The process of finding the solution may be tough, but if you crack it the final form is quite simple :slight_smile:


What an awesome explanation, why not post this as UNOFFICIAL editorial :slight_smile:


Respect #Shakti_Billi


Thanks a lot for such a detailed explanation!


Thanks a lot for such a detailed explanation!


By the way I tried to use the “award points” option on meooow’s answer but I get an error
In browser Console there is this JS error:
The resource from “” was blocked due to MIME type mismatch (X-Content-Type-Options: nosniff).

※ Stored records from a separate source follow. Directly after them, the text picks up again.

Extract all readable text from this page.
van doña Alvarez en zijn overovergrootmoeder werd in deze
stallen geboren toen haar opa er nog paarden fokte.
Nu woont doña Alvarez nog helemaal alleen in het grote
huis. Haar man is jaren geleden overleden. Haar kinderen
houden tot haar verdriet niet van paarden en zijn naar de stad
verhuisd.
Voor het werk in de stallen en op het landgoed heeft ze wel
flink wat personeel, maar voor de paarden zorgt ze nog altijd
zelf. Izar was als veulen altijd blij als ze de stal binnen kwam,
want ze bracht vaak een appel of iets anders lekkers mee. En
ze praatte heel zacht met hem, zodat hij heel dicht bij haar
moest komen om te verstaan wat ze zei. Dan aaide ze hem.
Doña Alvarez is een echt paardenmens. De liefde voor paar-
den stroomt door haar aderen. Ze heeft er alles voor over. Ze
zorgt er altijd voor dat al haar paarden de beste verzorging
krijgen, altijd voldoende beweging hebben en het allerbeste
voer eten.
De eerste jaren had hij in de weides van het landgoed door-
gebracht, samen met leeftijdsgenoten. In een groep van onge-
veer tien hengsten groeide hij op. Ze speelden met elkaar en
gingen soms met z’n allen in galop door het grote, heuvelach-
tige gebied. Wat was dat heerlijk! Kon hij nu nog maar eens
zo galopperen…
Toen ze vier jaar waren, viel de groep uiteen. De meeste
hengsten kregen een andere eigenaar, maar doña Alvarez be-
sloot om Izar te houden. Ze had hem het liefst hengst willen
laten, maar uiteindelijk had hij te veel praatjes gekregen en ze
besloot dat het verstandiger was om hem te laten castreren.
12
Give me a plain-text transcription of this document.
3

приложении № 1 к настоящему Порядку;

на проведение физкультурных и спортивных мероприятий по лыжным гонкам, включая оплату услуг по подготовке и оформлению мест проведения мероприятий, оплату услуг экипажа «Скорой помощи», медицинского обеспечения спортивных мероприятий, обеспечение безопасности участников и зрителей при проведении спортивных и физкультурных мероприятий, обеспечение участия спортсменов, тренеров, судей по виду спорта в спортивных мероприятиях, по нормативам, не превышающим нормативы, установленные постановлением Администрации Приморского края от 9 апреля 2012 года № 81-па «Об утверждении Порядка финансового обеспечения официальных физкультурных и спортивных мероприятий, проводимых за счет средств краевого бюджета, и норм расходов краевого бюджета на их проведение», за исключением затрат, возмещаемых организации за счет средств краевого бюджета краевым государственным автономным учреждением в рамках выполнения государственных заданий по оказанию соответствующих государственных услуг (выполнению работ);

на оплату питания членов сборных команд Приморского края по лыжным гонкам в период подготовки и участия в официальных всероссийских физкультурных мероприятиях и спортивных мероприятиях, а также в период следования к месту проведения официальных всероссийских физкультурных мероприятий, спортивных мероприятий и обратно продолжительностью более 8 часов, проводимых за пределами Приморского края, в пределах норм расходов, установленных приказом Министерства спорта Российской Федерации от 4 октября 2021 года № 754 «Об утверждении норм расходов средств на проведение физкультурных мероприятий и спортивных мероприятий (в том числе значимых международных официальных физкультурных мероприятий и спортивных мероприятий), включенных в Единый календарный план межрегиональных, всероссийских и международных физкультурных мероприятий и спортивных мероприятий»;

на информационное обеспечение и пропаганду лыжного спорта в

Bizarre that jquery is being blocked but maybe admins know why.


click at the “thumbs up” thing to upvote. Award points doesnt work atm. It is supposed to be a future feature.


Haha thanks guys :stuck_out_tongue:


hey @meooow ,your explaination is showing math processing error where mathematical terms are present…it would be very helpful if u could write a blog so that others can benefit…


@viralivora the math is working okay for me. It is likely an issue with your network or browser. You can try doing a “hard refresh” as mentioned here.